|Title||Limited coalescence and Ostwald ripening in emulsions stabilized by hydrophobin HFBII and milk proteins|
|Author(s)||Dimitrova, Lydia M.; Boneva, Mariana P.; Danov, Krassimir D.; Kralchevsky, Peter A.; Basheva, Elka S.; Marinova, Krastanka G.; Petkov, Jordan T.; Stoyanov, Simeon D.|
|Source||Colloids and Surfaces. A: Physicochemical and Engineering Aspects 509 (2016). - ISSN 0927-7757 - p. 521 - 538.|
Physical Chemistry and Soft Matter
|Publication type||Refereed Article in a scientific journal|
|Keyword(s)||Drop size distribution - Emulsification - Emulsion stability - HFBII hydrophobin - Ostwald ripening|
Hydrophobins are proteins isolated from filamentous fungi, which are excellent foam stabilizers, unlike most of the proteins. In the present study, we demonstrate that hydrophobin HFBII can also serve as excellent emulsion stabilizer. The HFBII adsorption layers at the oil/water interface solidify similarly to those at the air/water interface. The thinning of aqueous films sandwiched between two oil phases ends with the formation of a 6 nm thick protein bilayer, just as in the case of foam films, which results in strong adhesive interactions between the emulsion drops. The drop-size distribution in hydrophobin stabilized oil-in-water emulsions is investigated at various protein concentrations and oil volume fractions.
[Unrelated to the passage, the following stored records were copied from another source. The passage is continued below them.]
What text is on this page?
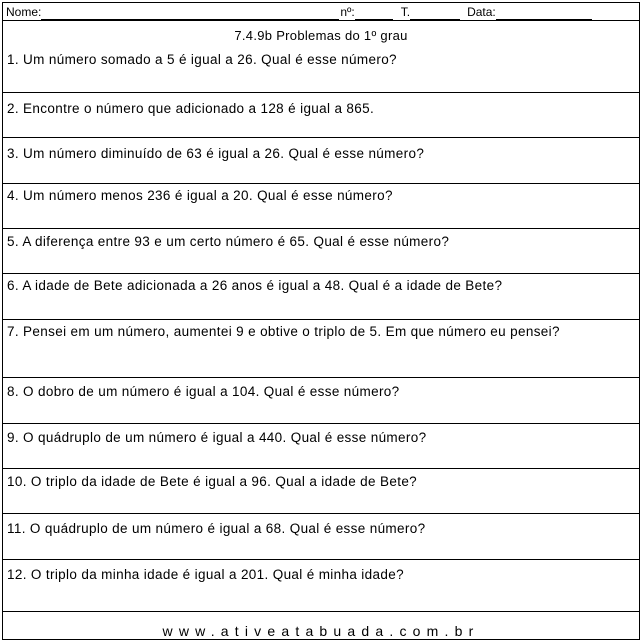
Nome:	nº:	T.	Data:
7.4.9b Problemas do 1º grau
1. Um número somado a 5 é igual a 26. Qual é esse número?
2. Encontre o número que adicionado a 128 é igual a 865.
3. Um número diminuído de 63 é igual a 26. Qual é esse número?
4. Um número menos 236 é igual a 20. Qual é esse número?
5. A diferença entre 93 e um certo número é 65. Qual é esse número?
6. A idade de Bete adicionada a 26 anos é igual a 48. Qual é a idade de Bete?
7. Pensei em um número, aumentei 9 e obtive o triplo de 5. Em que número eu pensei?
8. O dobro de um número é igual a 104. Qual é esse número?
9. O quádruplo de um número é igual a 440. Qual é esse número?
10. O triplo da idade de Bete é igual a 96. Qual a idade de Bete?
11. O quádruplo de um número é igual a 68. Qual é esse número?
12. O triplo da minha idade é igual a 201. Qual é minha idade?
www.ativeatabuada.com.br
The data analysis indicates that the emulsification occurs in the Kolmogorov regime or in the regime of limited coalescence, depending on the experimental conditions. The emulsions with HFBII are very stable – no changes in the drop-size distributions are observed after storage for 50 days. However, these emulsions are unstable upon stirring, when they are subjected to the action of shear stresses. This instability can be removed by covering the drops with a second adsorption layer from a conventional protein, like β-lactoglobulin. The HFBII surface layer is able to suppress the Ostwald ripening in the case when the disperse phase is oil that exhibits a pronounced solubility in water. Hence, the hydrophobin can be used to stabilize microcapsules of fragrances, flavors, colors or preservatives due to its dense adsorption layers that block the transfer of oil molecules.